The results of the study showed that patients in both groups had a statistically significant decrease in pain in the knee joints when walking already by the 20–21st day of therapy (B3) (Table 2).

The change in Me in the first group was -25.0 mm, in the second - -32.0 mm (p<0.001). A further reduction in pain was observed within a month after completion of treatment (B4) (Me: -36.0 and -40.0 mm, respectively; p<0.001), indicating an aftereffect of the drug (Fig. 1).

Analysis of pain, stiffness, and physical function according to WOMAC revealed a similar pattern (see Table 2).

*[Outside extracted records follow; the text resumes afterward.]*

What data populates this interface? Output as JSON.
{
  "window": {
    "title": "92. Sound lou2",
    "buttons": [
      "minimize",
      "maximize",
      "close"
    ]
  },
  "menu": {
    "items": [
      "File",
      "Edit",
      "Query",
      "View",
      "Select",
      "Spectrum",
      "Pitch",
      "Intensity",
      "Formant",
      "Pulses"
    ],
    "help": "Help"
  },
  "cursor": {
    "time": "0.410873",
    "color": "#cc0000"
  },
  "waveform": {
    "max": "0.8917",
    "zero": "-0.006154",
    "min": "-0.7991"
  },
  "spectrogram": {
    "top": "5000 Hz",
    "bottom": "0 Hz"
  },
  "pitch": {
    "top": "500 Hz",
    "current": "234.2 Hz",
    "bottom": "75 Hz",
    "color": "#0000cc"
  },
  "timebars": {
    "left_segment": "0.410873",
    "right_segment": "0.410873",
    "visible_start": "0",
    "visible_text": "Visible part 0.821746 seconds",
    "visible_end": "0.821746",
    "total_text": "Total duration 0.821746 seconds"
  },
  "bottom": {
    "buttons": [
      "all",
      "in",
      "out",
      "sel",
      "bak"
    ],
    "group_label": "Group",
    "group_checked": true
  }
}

A significant decrease in the analyzed parameters was also observed at the end of therapy (B3). The change in median pain according to WOMAC by the 20–21st day of treatment was -18.8 mm in the group of patients receiving Alflutop in an alternating regimen, and 2.8 mm in the group of standard drug administration (p<0.001); stiffness – -15.0 and -18.0 mm, respectively (p<0.001); FN – -16.6 and -14.2 mm, respectively (p<0.001). After 2 months from the start of therapy, there was a further decrease in pain (Me: -21.8 mm in the first and -28 mm in the second group; p<0.001), stiffness (Me: -21.5 and -25 mm, respectively; p<0.001), improvement in functional ability (Me: -22.1 and -23.1 mm, respectively; p<0.001, Fig. 2–4).

Improvement in quality of life according to EQ-5D was noted in both groups of patients throughout the entire observation period (Table 1–2, Fig. 5). Indicators of general health assessment (VAS) also indicate the effectiveness of the therapy. Thus, compared with the initial values ​​for B3, Me increased by +20.0 mm in the alternating treatment group and by +19.0 with standard therapy (p<0.001); to B4 – by +23.0 and +22.0 mm, respectively (p<0.001, Table 1–2, Fig. 6).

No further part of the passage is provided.